French cuisine is good here. The former post office turned Grand Café de la Poste in Gueliz had its art deco history redesigned by Studio KO (like the YSL Museum) as a Parisian brasserie. Organic salads, gluten-free bread, doggie bags to go (much needed since their portions are Americana supersize me), and the menu changes seasonally. The chic Palace restaurant has a live singer downstairs, while on the ground level it is set for a romantic dinner of very good international cuisine. Lighter lunch is served at Le Jardin by Yannick at Royal Mansour hotel, where local businessman, trendy visitors and hotel guests rub shoulders. In a hay crust baked vegetables, creative sushi rolls, nigiri and Moroccan flatbread with dips are superb on a hot day.
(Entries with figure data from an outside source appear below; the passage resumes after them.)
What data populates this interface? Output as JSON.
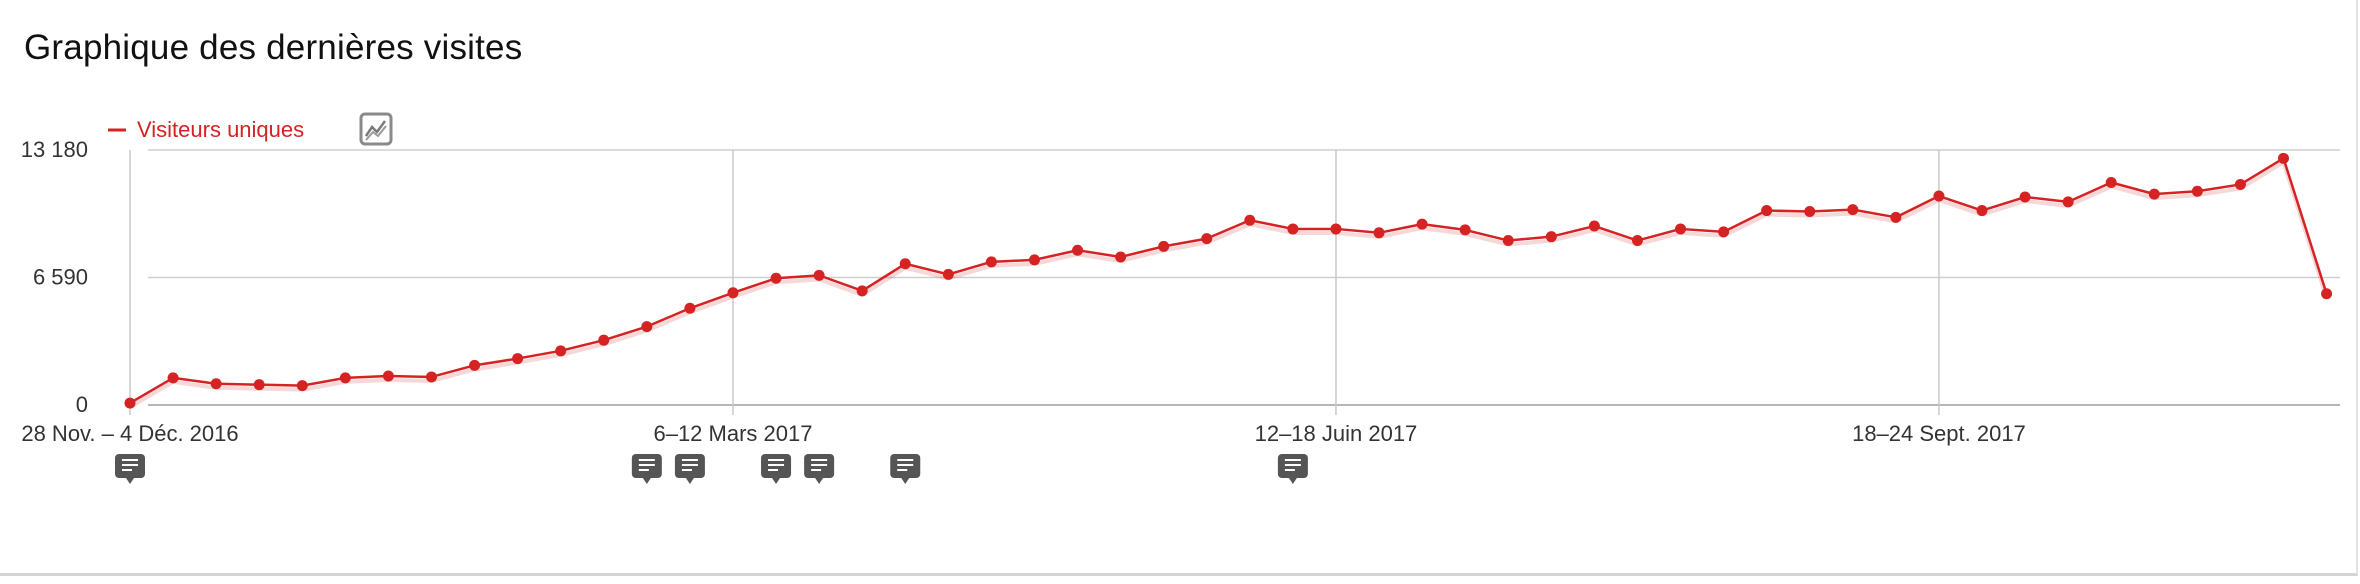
{
  "widget": {
    "title": "Graphique des dernières visites",
    "evolution_icon": "line-chart-icon",
    "annotation_icon": "comment-icon"
  },
  "chart_data": {
    "type": "line",
    "series": [
      {
        "name": "Visiteurs uniques",
        "color": "#d52323",
        "values": [
          100,
          1400,
          1100,
          1050,
          1000,
          1400,
          1500,
          1450,
          2050,
          2400,
          2800,
          3350,
          4050,
          5000,
          5800,
          6550,
          6700,
          5900,
          7300,
          6750,
          7400,
          7500,
          8000,
          7650,
          8200,
          8600,
          9550,
          9100,
          9100,
          8900,
          9350,
          9050,
          8500,
          8700,
          9250,
          8500,
          9100,
          8950,
          10050,
          10000,
          10100,
          9700,
          10800,
          10050,
          10750,
          10500,
          11500,
          10900,
          11050,
          11400,
          12750,
          5750
        ]
      }
    ],
    "x_tick_labels": [
      {
        "label": "28 Nov. – 4 Déc. 2016",
        "index": 0
      },
      {
        "label": "6–12 Mars 2017",
        "index": 14
      },
      {
        "label": "12–18 Juin 2017",
        "index": 28
      },
      {
        "label": "18–24 Sept. 2017",
        "index": 42
      }
    ],
    "y_ticks": [
      0,
      6590,
      13180
    ],
    "y_tick_labels": [
      "0",
      "6 590",
      "13 180"
    ],
    "ylim": [
      0,
      13180
    ],
    "annotation_indices": [
      0,
      12,
      13,
      15,
      16,
      18,
      27
    ],
    "legend_position": "top-left",
    "grid": true
  }
}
AUTHENTIC LOCAL ACCOMMODATION WITH ROOFTOP VIEWS:
Although the international hotel boom in Marrakesh has landed ultra luxurious Aman, Mandarin Oriental and Four Seasons, my choices are accommodations with the most local character, that you would not find in Dubai or Hong Kong. These are retreats from the chaos of Marrakesh. From the cheapest to the fanciest.
Riad Soumia – budget riad with a hamam inside the medina. Black soap, scrubbing, rhassoul and massages with Argan oil.
Jnane Tamsna family-friendly hotel in the Palmeraie that is secluded, fairly priced, tradition meets Moorish abundant design.
L’Hotel – historic 19th century riad, where five spacious suites surround a courtyard garden and small pool in an intimate retreat. Owned by the English gay designer Jasper Conran OBE, the accent is on superb Moroccan craftsmanship, antique furniture, comforting textiles, lighting and art from his collection.
El Fenn – owned by a British gallerist Venessa Branson, in this riad contemporary Arabic art is seamlessly injected into the Moroccan cosiness guiding you to unplug from the modern urban distractions – no TVs, phones, but a fire-lit library, rooftop lounging, even a hammock settle you into the mindful joy of here and now.
La Maison Arabe – five-star traditional riad inside the medina, where historic figures resided when not at La Mamounia.
Le Riad Yasmine – the sixteen bed riad can be rented exclusively, reading nook with a fireplace to cosy in on cold or too hot days, resident cat Bowie says hi regularly. The art of hospitality!
Ksar Char-Bagh in the Palmeraie is a luxe retreat from the congested city
The Royal Mansour – the most luxurious hotel in the country, owned like La Mamounia (too crowded) by the King Mohamed VI. Even his son goes to the marbled hammam, while its sprawling gardens attract chic clients. All four restaurants are superb.